This is just a great idea if you like Pizza but want to eat it easily without cutting up slices or getting messy with the fillings. I think it’s a great idea to make for a picnic or a day out and it can be made the day before too!  The recipe below are my favourite fillings, but you can use whatever you like but just remember not to use anything too watery otherwise it will make it very soggy.
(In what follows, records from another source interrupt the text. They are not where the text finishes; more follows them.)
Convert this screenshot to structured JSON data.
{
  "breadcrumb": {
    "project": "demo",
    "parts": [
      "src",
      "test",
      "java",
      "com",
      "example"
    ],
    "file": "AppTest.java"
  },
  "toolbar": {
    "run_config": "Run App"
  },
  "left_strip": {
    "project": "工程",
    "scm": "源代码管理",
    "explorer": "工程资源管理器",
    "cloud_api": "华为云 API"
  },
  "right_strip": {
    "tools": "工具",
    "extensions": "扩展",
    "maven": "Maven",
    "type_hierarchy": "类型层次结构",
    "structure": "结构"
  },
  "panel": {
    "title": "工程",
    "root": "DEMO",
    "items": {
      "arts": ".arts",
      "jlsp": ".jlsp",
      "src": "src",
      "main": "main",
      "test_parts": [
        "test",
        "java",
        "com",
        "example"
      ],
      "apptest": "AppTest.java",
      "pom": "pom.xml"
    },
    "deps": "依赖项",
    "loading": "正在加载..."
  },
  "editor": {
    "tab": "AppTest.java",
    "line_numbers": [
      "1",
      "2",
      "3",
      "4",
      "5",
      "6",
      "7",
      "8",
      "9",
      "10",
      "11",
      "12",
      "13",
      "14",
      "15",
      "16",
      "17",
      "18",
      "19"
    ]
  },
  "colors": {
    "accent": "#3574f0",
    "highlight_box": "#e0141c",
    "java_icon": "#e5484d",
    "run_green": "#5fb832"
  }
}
This makes 2 medium sized Stromboli

When making 2 Stromboli, then you could vary the filling e..g put different veg, use pesto instead of tomato sauce

What you need (remember the filling is for 2 Stromboli!):

  • 1 batch white bread dough (you can use a bread machine to make the dough or click HERE for dough recipe)
  • 1 cup good-quality tomato sauce (should be fairly thick in consistency)
  • 200-300g of your favourite cooked/roasted veg (e.g. courgette/zucchini, peppers, olives, onions, mushrooms) Think of what you normally like on Pizza 🙂
  • 150g grated mozzarella, feta or ricotta or other cheese.
  • 2 teaspoons Oregano or other dried italian herbs
  • handful basil leaf or other herb of your choice
  • 1 – 2 tablespoons of milk to brush over the bread before baking

Other filling ideas: pesto, sundried tomatoes, Spice it up with an Asian curry filling (YUM!), chillies, grated paneer

How to make it:

  1. Make the dough, leave to rise and knock back as stated. Heat oven to 200C/fan 180C/gas 6. Split the dough into 2 equal portions.
  2. On a lightly floured surface, roll out 1 portion of the dough out to a rough rectangle about 40 x 25cm. Spread the sauce over the dough, leaving a 1 inch border, and scatter over the rest of your filling but make sure you don’t overfill. You can keep some of the filling aside if it’s too much.
  3. Tuck the short sides in and roll up the long side like a Swiss roll. Ensure all ends are tucked in after rolling as you don’t want the filling to ooze out! I sometimes just pinch the ends of the dough together so they are securely holding the filling inside.
  4. Repeat with the 2nd portion of dough so you have two Stromboli at the end.
  5. Lift onto a tray, seal-side down, and brush with the milk. Bake for 25 – 30 mins until puffed up and golden in colour. Leave to cool slightly, then serve sliced on a board. Or, cool completely so you can wrap it up and take away.